Cysteine is often the target of choice for site-selective bioconjugation of proteins under physiological conditions. Cysteinyl thiol can react with electrophiles carrying various functionalities, but often such prefunctionalized electrophiles require separate, individual preparation. Alternatively, cysteinyl thiol can be transformed into an electrophilic linchpin and then coupled with nucleophiles. However, such bioconjugation requires two independent steps and stronger nucleophiles, significantly limiting the potential applications.

Now, Tobias Ritter from Max-Planck-Institut für Kohlenforschung in Germany and colleagues report an in situ cysteine umpolung, using vinyl thianthrenium salts to transform cysteinyl thiol nucleophiles to reactive episulfonium electrophiles (Fig. 1), enabling their conjugation with various bioorthogonal nucleophiles in a single step (https://doi.org/10.1038/s41557-023-01388-7)1.

Fig. 1: Cysteine labeling by vinyl thianthrenium salts.
figure 1

a structures of vinyl thianthrenium and vinyl tetrafluorothianthrenium tetrafluoroborate; b formation of episulfonium intermediate; c bioconjugation with various nucleophiles. Adapted from ref. 1 (https://doi.org/10.1038/s41557-023-01388-7).

Thianthrenium chemistry has been applied as a fantastic tool in organic synthesis for site-selective functionalization of various arenes2, alkenes, alkanes, alcohols, and amines. Organothianthrenium salts in particular have been developed as attractive precursors for such transformations due to their unique structural properties and reactivites3. The team had previously developed a vinyl thianthrenium tetrafluoroborate (VTT) as a distinct vinylating reagent and applied it to various reactions in organic synthesis4. They also identified that VTT and vinyl tetrafluorothianthrenium tetrafluoroborate (VTFT) are useful for thiol alkylation, working as reactive Michael acceptors and leaving groups and ensuring displacement of alkylsulfonium species to episulfonium intermediates, which are in turn reactive towards various nucleophiles. The team was motivated to translate this knowledge gained from conventional organic chemistry and apply it to protein chemistry.

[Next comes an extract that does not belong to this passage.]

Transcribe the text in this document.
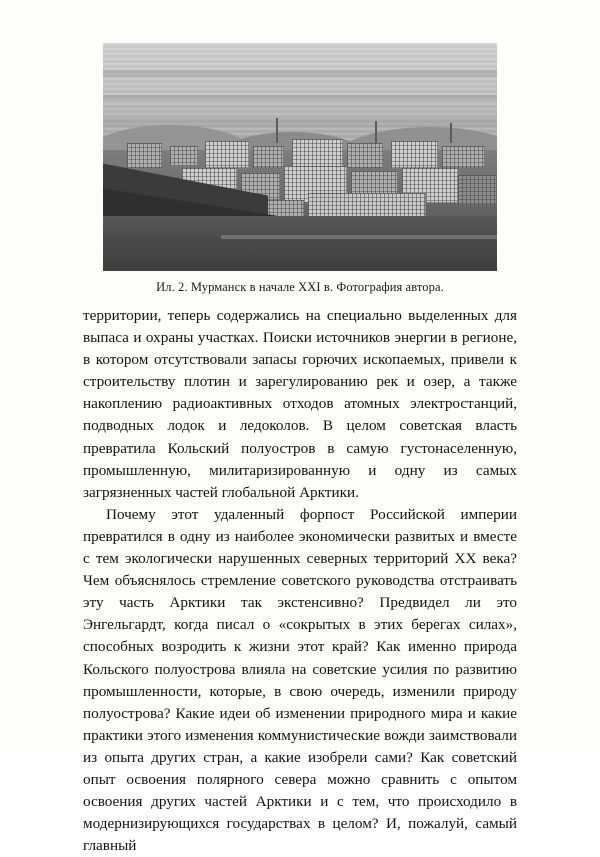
Ил. 2. Мурманск в начале XXI в. Фотография автора.

территории, теперь содержались на специально выделенных для выпаса и охраны участках. Поиски источников энергии в регионе, в котором отсутствовали запасы горючих ископаемых, привели к строительству плотин и зарегулированию рек и озер, а также накоплению радиоактивных отходов атомных электростанций, подводных лодок и ледоколов. В целом советская власть превратила Кольский полуостров в самую густонаселенную, промышленную, милитаризированную и одну из самых загрязненных частей глобальной Арктики.

Почему этот удаленный форпост Российской империи превратился в одну из наиболее экономически развитых и вместе с тем экологически нарушенных северных территорий XX века? Чем объяснялось стремление советского руководства отстраивать эту часть Арктики так экстенсивно? Предвидел ли это Энгельгардт, когда писал о «сокрытых в этих берегах силах», способных возродить к жизни этот край? Как именно природа Кольского полуострова влияла на советские усилия по развитию промышленности, которые, в свою очередь, изменили природу полуострова? Какие идеи об изменении природного мира и какие практики этого изменения коммунистические вожди заимствовали из опыта других стран, а какие изобрели сами? Как советский опыт освоения полярного севера можно сравнить с опытом освоения других частей Арктики и с тем, что происходило в модернизирующихся государствах в целом? И, пожалуй, самый главный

Indeed, introducing peptides and proteins to VTT (or VTFT) and sodium azide was shown to result in the formation of azidated peptides and proteins under biocompatible reaction conditions. This azidation exhibits a faster reaction rate than cysteine alkylation with iodoacetamide, a better site selectivity and specificity than for N-methylmaleimide, and higher cysteine coverage than for iodoacetamide or tetrafluoroalkyl benziodoxoles. The reaction can additionally be followed using quantitative proteomics by exploiting [2H3] VTT and [13C2] VTT isotopologues. The team demonstrated that this labeling reaction can be extended to various bioconjugation nucleophilic reagents, such as isotopic labels, cross-coupling precursors, post-translation modification mimics, infrared labels, and affinity tags. Containing a unique two-carbon linker, VTT and VTFT could also be applied in peptide stapling and peptide macrocyclization through intramolecular reactivity of the episulfonium intermediate with nucleophilic amino acids, as well as in protein–protein cross-linking via intermolecular Cys–Cys linkages.

“Our most significant finding is the distinct reactivity of the new reagent when compared to all other known bioconjugation reactions,” comments Ritter. “Moving forward we are trying to push this reagent to discover previously unappreciated protein–protein interactions,” he concludes.